Key Discussion: Bos NATO Respons AS Mau “Keluar” dari NATO
Bos NATO Respons AS Mau “Keluar” dari NATO
Jakarta – Pada pertengahan April 2026, Sekretaris Jenderal NATO Mark Rutte diberitakan telah menyampaikan pesan kepada pemerintah Eropa, menekankan kebutuhan AS akan komitmen tegas dari negara-negara anggota aliansi tersebut. Trump, presiden AS, disebut sedang mempertimbangkan untuk menarik diri secara sepihak dari pakta pertahanan yang terdiri dari 32 negara, dengan fokus pada pengamanan Selat Hormuz. Ini terjadi di tengah krisis yang memperkuat tekanan terhadap Eropa untuk menunjukkan dukungan nyata.
Pernyataan Rutte
Setelah pertemuan di Gedung Putih, Rutte menyatakan bahwa sejumlah anggota NATO awalnya lambat dalam membantu AS di Iran, tetapi kini telah menunjukkan respons yang signifikan. “Pemimpin Eropa sekarang berada dalam tekanan besar untuk menyerahkan rencana konkrit guna menjaga kebebasan navigasi di Selat Hormuz, yang saat ini terancam oleh blokade Iran,” tulis Reuters pada Jumat. Rutte menambahkan bahwa semua kebutuhan AS telah dipenuhi oleh sekutu, meski ada rasa kejutan awal.

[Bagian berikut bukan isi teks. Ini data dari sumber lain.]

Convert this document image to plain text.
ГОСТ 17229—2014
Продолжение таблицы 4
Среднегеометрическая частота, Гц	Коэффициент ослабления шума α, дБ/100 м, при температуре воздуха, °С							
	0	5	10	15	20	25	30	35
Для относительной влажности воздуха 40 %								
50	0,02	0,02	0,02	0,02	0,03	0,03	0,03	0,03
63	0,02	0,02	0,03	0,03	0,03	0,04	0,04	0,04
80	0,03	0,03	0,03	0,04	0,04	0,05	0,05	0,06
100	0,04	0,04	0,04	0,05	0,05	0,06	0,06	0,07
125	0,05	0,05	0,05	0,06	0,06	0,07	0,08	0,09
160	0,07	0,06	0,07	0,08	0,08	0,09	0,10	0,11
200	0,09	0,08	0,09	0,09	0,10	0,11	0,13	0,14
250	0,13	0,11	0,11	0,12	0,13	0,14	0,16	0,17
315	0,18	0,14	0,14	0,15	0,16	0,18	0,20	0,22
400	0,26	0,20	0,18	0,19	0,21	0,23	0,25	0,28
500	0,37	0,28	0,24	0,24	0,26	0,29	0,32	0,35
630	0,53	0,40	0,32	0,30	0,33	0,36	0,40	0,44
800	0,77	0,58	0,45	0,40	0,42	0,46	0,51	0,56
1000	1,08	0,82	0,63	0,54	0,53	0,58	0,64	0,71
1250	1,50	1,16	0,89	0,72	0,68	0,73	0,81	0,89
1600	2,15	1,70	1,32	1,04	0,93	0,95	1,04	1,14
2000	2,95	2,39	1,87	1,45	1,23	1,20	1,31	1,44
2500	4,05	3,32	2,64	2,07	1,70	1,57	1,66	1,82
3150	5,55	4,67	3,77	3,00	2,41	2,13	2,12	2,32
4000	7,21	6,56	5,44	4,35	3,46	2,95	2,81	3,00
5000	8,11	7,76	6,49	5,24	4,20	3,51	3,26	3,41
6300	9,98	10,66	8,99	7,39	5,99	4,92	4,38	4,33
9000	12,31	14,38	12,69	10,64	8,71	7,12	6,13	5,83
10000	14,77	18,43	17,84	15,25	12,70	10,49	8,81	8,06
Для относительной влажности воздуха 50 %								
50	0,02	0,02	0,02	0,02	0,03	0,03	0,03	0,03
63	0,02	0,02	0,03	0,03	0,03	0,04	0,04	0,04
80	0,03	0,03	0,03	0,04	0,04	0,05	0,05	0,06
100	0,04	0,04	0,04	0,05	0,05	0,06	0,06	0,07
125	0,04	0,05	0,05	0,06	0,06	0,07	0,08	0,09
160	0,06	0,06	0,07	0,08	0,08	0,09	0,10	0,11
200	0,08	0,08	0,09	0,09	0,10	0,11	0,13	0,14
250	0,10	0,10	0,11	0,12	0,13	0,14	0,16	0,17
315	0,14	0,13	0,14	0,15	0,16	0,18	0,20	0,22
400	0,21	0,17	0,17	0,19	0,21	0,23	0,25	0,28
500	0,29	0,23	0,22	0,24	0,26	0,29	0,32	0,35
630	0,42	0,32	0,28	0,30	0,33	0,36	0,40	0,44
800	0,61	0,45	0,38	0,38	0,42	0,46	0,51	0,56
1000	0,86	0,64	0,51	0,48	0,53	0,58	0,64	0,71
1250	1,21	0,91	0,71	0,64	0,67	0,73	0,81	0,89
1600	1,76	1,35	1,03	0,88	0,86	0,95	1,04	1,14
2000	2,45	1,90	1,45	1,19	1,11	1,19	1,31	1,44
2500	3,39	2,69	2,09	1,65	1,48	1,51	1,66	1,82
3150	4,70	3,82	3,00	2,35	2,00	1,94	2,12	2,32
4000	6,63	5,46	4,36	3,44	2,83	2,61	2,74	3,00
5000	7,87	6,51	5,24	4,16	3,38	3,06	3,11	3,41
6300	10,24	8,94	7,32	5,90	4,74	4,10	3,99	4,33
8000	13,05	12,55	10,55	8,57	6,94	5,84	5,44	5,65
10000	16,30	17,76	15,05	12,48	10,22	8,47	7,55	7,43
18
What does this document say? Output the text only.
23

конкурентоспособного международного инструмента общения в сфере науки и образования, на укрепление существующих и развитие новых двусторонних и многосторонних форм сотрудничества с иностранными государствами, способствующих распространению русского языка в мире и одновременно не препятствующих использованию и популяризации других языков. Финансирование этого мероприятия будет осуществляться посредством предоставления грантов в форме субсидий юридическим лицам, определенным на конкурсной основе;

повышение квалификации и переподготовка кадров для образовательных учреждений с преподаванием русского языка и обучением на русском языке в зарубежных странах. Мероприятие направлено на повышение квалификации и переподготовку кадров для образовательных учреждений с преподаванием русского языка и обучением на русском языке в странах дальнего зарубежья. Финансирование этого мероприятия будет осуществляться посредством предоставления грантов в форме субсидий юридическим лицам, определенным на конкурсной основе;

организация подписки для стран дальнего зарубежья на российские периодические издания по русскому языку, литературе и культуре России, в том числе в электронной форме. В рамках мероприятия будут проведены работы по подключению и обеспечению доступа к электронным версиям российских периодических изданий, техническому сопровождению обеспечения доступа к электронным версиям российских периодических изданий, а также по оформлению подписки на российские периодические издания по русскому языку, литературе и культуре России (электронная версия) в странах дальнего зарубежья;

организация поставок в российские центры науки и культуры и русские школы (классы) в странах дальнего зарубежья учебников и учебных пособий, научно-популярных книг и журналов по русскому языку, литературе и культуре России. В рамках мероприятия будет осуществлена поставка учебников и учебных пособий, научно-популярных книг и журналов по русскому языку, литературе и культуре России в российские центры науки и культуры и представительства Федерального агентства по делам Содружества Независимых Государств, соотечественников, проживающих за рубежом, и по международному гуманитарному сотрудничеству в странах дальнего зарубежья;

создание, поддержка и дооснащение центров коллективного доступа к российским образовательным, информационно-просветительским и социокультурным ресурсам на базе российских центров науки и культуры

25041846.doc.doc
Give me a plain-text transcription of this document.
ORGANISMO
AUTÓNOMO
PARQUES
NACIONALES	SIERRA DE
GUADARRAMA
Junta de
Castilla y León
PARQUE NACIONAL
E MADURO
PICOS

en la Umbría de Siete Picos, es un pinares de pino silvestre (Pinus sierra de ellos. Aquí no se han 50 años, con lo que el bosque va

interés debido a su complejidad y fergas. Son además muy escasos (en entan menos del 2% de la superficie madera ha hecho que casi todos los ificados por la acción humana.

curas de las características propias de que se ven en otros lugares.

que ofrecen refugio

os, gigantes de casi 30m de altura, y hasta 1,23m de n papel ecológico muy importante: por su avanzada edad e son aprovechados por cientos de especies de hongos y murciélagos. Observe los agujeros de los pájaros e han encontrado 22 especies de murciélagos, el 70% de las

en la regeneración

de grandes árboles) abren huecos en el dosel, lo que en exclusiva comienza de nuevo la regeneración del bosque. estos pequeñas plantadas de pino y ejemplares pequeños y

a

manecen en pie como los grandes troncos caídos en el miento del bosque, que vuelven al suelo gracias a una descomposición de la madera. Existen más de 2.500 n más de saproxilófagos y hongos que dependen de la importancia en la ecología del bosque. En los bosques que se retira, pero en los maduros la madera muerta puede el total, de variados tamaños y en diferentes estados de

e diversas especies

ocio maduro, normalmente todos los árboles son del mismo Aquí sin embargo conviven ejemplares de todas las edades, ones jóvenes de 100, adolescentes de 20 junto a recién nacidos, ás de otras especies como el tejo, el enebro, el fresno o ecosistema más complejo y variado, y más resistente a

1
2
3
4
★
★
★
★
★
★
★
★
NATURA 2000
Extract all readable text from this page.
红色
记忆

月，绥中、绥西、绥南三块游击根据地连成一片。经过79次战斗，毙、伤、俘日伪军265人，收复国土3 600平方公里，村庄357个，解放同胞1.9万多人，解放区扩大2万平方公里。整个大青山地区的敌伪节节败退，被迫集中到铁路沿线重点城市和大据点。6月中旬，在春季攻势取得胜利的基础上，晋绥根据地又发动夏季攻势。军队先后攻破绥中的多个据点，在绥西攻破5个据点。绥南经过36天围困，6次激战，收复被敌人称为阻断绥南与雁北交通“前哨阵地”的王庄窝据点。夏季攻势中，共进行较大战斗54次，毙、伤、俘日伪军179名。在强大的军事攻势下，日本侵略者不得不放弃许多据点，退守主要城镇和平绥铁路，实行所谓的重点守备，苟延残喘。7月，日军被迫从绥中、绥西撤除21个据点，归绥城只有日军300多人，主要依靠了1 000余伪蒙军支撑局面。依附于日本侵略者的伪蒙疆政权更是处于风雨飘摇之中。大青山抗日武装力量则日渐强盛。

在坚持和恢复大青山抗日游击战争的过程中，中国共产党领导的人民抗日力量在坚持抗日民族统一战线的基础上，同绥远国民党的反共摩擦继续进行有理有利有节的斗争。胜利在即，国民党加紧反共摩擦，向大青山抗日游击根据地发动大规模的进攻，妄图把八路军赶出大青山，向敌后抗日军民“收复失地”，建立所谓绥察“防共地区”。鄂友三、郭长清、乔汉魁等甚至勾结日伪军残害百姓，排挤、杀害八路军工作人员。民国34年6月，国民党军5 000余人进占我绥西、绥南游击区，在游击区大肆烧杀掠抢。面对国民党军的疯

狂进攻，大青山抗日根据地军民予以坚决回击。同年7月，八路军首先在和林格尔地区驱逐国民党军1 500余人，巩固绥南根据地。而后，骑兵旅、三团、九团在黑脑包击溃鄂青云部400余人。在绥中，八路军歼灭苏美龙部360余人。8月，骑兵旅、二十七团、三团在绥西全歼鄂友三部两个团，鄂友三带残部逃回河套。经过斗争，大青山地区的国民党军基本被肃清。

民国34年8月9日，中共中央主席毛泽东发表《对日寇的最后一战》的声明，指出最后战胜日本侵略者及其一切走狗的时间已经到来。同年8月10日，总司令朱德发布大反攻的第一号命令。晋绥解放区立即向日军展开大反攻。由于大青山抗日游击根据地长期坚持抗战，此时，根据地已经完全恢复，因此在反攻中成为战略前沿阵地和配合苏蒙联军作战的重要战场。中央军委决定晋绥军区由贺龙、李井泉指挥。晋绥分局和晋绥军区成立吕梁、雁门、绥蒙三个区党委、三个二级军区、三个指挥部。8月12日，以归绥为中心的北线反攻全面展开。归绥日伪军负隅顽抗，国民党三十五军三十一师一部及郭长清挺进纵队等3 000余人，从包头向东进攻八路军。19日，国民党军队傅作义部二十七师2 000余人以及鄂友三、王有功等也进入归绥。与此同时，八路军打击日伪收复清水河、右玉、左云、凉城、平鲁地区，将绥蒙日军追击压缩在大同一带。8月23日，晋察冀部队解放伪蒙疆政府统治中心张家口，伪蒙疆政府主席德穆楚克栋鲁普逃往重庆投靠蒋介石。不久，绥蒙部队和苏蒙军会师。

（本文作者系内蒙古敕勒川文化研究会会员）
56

“Sekretaris Jenderal sedang berkoordinasi dengan para anggota mengenai pembicaraan di Washington. Jelas bahwa AS mengharapkan komitmen dan tindakan nyata untuk menjamin kebebasan navigasi di Selat Hormuz,” ujar Allison Hart, juru bicara NATO.
Kritik Trump
Trump, dalam unggahan di Truth Social, menyoraki peran NATO yang disebut tidak memenuhi harapan. Ia menulis, “NATO tidak ada di sana saat kita membutuhkan mereka, dan mereka tidak akan ada di sana jika kita membutuhkan mereka lagi.” Kritik ini muncul setelah pertemuan dengan Rutte, yang sebelumnya dianggap sebagai tokoh yang mampu memengaruhi kebijakan Trump.
Eropa Menyuarakan Kekhawatiran
Beberapa diplomat mengungkapkan bahwa meski Eropa bersedia membantu AS di Selat Hormuz, kondisi itu harus didahului oleh perjanjian jangka panjang dengan Iran. “Para anggota hanya mau bekerja jika ada kepastian penghentian konflik dan perlindungan bagi kapal-kapal mereka,” jelas sumber diplomat. Seorang pejabat tinggi Eropa mengatakan bahwa pertemuan Rutte dan Trump tidak menyelesaikan ketidakpastian, justru memperdalam kekhawatiran dalam komunitas aliansi.
Dalam pidatonya di Ronald Reagan Institute, Rutte menyatakan bahwa dukungan Eropa terhadap operasi AS-Israel di Iran sudah cukup besar, termasuk akses ke pangkalan dan logistik. Namun, ia menegaskan bahwa keputusan akhir tetap bergantung pada komitmen bersama untuk menjaga stabilitas di kawasan kritis tersebut.